Chez Chrétien comme chez La Fontaine, la comparaison animale s'impose. Elle s'imposera plus encore à La Bruyère dans un texte trop connu pour être cité complètement : « L'on voit certains animaux farouches, des mâles et des femelles, répandus par la campagne, noirs, livides et tout brûlés de soleil... » La différence, c'est que le XVIIe siècle a renoncé au platonisme médiéval. Le corps difforme n'abrite plus nécessairement une âme tortueuse. Crédule, facilement berné, mais pieux et serviable, le paysan de Molière (le Pierrot de Domjuan, le Lubin de George Dandin) est plus à plaindre qu'à blâmer, même lorsque ses bourdes compromettent l'intrigue amoureuse. Et l'éloquence sobre du paysan du Danube raille manifestement la rhétorique ampoulée dont le classicisme tend à se purger. Avec le développement d'une société urbaine mal policée et les problèmes d'hygiène publique que connaissent les XVIIe -XVIIIe siècles, le paysan trouve auprès des médecins une image plus valorisante. Plus résistant que l'homme des villes (thèse de Jacques Souhait, 1696), il appelle une autre médecine. Politiquement, il fait figure de producteur nécessaire injustement opprimé, même si les boutades de ses défenseurs ne sont pas toujours du meilleur goût. Jacques-Henri Marchand, dans "Mon radotage et celui des autres, recueilli par un Invalide retiré du monde pendant son Carnaval" (1759), propose une comparaison peu flatteuse : « Le derrière est la partie la plus utile et la moins estimée du corps humain ; le cultivateur est mal à propos regardé comme la même chose dans le corps politique ; on ne le voit pas, il sert à nos nécessités, et l'on se repose tranquillement sur lui. »
Après la Révolution, dont il fait en partie les frais, le paysan poursuit sa résurrection littéraire. Le mythe du chouan est passé par là. Débris de l'Ancien Régime, symbole de l'obscurantisme et de la superstition, il ne manque pas de grandeur — pour ne pas dire de noblesse — quand il s'incarne dans le Marche-à-Terre de Balzac (les Chouans) ou dans l'Immanis de Hugo (Quaîrevingt-Treize).

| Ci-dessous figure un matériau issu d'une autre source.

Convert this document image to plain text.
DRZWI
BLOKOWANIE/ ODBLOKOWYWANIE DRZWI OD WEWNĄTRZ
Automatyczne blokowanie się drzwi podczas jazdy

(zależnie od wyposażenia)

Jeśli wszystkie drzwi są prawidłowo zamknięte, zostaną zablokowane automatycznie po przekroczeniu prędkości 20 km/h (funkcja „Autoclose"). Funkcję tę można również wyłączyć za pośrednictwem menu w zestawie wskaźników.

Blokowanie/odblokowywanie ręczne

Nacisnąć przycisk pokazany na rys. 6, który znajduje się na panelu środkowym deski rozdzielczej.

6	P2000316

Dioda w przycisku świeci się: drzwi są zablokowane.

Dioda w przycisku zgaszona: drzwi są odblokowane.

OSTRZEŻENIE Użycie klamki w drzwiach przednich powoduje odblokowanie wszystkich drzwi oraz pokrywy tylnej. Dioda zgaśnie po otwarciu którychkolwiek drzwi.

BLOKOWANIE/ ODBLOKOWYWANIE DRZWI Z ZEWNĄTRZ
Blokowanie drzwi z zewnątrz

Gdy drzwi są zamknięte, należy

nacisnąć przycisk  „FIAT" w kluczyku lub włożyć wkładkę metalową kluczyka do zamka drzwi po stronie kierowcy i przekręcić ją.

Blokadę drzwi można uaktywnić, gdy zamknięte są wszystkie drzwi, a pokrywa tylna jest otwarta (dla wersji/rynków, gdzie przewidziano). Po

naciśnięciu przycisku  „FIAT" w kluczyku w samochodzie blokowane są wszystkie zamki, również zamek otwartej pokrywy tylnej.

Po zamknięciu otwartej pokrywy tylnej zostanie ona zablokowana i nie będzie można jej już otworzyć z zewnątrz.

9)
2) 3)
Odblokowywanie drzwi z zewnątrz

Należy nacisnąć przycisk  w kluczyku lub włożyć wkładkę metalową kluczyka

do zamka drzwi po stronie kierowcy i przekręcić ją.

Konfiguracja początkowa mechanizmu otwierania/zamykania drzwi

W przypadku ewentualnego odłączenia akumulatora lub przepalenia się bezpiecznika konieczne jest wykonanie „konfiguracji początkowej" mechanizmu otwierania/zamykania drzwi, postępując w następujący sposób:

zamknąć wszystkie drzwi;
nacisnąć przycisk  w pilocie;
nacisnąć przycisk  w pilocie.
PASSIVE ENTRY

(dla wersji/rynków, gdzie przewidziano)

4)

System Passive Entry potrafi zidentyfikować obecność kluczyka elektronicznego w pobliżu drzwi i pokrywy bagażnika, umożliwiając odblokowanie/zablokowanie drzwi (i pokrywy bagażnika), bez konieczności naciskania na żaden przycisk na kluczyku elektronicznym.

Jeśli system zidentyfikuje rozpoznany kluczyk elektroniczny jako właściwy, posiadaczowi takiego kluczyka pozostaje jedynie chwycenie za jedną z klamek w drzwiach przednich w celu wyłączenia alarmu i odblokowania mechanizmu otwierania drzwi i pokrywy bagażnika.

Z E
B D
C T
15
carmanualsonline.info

Et la Légende des siècles rend un paradoxal hommage aux "noirs lions" qui suivaient JeanChouan :
Paysans, paysans, hélas, vous aviez tort,
Mais votre souvenir n'amoindrit pas la France...
Le paysan, émanation de la terre, âme de son pays, atteint avec le romantisme une grandeur épique qui ne constitue pas une réhabilitation, mais qui force le respect. Sur un autre ton, mais avec les mêmes valeurs, c'est ainsi qu'il pénétra dans fresque de Zola (le terre) : l'image, ici non plus, n'est pas tendre, mais la Terre, véritable héroïne du roman, transcende la bestialité de ces hommes esclaves de leurs instincts.
Jusqu'au XXe siècle et jusqu'à la mode des romans régionaux, le paysan aura été la victime d'un double mythe : l'idéalisation castratrice des bergeries pomponnées et la fascination pour l'abjection et pour la monstruosité extrême. Demi-dieu ou avorton du diable, mais pas homme.